HUMAN KIND
An ambitious new take on the 4X RTS genre!
YOU CAN’T WRITE about historical 4X games without mentioning Civilization, and yes, Humankind is, on the surface, a bit like Civilization. There’s a hex grid you can hide, you start in the stone age, and given half a chance, your neighbor will move its tanks into your capital even though you’ve been trading resources amicably for years.
One major difference, though, is that there’s only one way to win a game of Humankind. Another is that it’s a race. Humankind differs from Civilization in that you don’t play as the same culture all the way through (unless you want to), but pick and choose from available societies depending on what your aims are in the next era. So a good solid foundation in food and population growth in the Ancient era as the Harappans (who get foodgrowing bonuses) can see you pivot to industrial expansionism in the Classical era as you become the Maya.
That is if someone else hasn’t got there first. We said it was a race, and the first to win seven stars in the current era gets to leave it first and has first pick of the cultures available for the next one. No two cultures can be the same, so if you desperately want the Medieval Franks with their influence bonus (useful for founding new settlements) then you have to get there first, or it might not be available when you do.

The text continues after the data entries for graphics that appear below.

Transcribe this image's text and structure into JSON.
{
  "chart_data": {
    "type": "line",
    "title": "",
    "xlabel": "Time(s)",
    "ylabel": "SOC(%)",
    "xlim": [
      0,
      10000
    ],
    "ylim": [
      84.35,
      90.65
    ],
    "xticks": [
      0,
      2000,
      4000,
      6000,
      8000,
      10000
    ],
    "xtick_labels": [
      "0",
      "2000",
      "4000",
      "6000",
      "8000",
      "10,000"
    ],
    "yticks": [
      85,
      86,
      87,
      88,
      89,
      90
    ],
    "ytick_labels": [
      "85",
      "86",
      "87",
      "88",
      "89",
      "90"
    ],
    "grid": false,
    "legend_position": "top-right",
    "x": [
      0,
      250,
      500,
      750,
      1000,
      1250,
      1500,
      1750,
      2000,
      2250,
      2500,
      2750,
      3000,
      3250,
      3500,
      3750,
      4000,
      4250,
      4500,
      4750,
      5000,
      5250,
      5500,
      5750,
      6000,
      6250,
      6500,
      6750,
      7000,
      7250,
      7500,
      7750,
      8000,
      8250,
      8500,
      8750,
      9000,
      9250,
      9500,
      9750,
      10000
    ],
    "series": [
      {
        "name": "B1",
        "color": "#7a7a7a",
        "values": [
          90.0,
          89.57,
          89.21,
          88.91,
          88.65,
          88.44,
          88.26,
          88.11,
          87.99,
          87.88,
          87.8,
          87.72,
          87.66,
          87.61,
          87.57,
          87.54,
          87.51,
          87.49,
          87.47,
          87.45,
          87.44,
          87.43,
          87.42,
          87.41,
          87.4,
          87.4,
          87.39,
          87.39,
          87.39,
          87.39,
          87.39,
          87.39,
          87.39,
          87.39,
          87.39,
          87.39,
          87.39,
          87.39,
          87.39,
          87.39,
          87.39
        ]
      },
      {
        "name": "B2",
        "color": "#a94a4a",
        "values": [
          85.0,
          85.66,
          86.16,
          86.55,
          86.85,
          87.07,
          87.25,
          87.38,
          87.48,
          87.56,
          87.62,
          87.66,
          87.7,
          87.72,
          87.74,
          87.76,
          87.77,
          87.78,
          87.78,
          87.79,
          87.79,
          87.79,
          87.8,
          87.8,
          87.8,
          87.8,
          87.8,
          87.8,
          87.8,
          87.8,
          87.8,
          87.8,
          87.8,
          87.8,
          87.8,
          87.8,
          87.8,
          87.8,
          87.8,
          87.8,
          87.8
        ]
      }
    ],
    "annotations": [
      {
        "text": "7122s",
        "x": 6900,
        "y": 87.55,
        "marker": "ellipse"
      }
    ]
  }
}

This is hugely frustrating if you have a plan, but leads to some delicious U-turns and reallocations of resources when you have to settle for second best because the Hittites discovered more curiosities (interesting things scattered around the world to be discovered by mobile units in the early phase of the game) than you did.
War is definitely part of the game, playing out on a small tactical map within the broader world map, and with an autoresolve option. It’s a bit too easy to get into the finer details of your trade treaty with the Huns only to find a Carthaginian chariot sitting in your capital city before you’ve had the chance to build any walls— but a simple military takeover isn’t a way you can win. Nor is sticking up wonders of the world for a cultural victory, nor sending a mission to Mars, nor filling in every gap on the tech tree, not hitting the turn limit of 300. You’ll have to do all of these, somewhere along the line, as the only way to win is by earning fame.
Fame comes as you earn era stars by accomplishing feats with your culture. If you’re getting too far behind, the game will sometimes award you a ‘competitive spirit’ star, a sort of participation trophy that shows it’s taking pity on you. Stars come not only from building and
conquering but also from doing what your culture does, so a culture with an affinity for food growing will get one more quickly for farming than for engineering.
You need seven stars to advance to the next age, but you can hang around for a while if you’re ahead of the competition to harvest more fame. You also get a fame bonus if you ‘transcend’—keep the same culture for more than one age.
THE FAME GAME
There are other resources, such as money, influence, raw materials, but nothing drives the game forward quite like fame. Even if you manage to end the game by blasting off to Mars or reaching turn 300, you may not win if another culture has stockpiled enough fame. It can be tricky to completely wipe out an opposing culture—they always seem to pop up again somewhere—but, with their empire gone, they can’t accrue fame, and that’s the important thing.
Once you’ve got your head around this, the game plays quite differently from Civ. There is never a period when you even think about taking your foot off the gas, no point in consolidating your holdings for a few turns. Losing a city can be devastating to your fame, so battles become mobile skirmishes rather than grinding sieges, the diplomacy window a better place to settle grudges than the battlefield.
Likewise, the city stability number is never far from your mind, as an unhappy population can revolt. The more districts your city has, the larger its population cap and production abilities, but the lower its stability, so you need to build additional infrastructure to compensate. There’s a lot to take in. It’s a bit like Civilization.
Except this is an Amplitude Studios game, and you go in expecting it to be full of personality, like EndlessSpace2, but what you get is a bit too close to the Firaxis template. The screen is covered with pop-up windows, and while you choose from a range of smirking avatars at the beginning of the game, you rarely get a sense of your culture’s personality, even on the diplomacy screen, where the other cultures’ representatives threaten and plead and chew the furniture.
It would be wrong to call Humankind bland. It’s just not as spicy as we expected from the studio that produced Horatio and a society of sentient trees. It also closely resembles something we’ve all seen before, leaving the question of why not play Civilization6 instead. Do that, though, and you’ll miss out on Humankind’s excellent new ideas. There’s enough room in the world for more than one historical 4X, and Amplitude’s decision to pile on the pressure means this one stands out for that alone.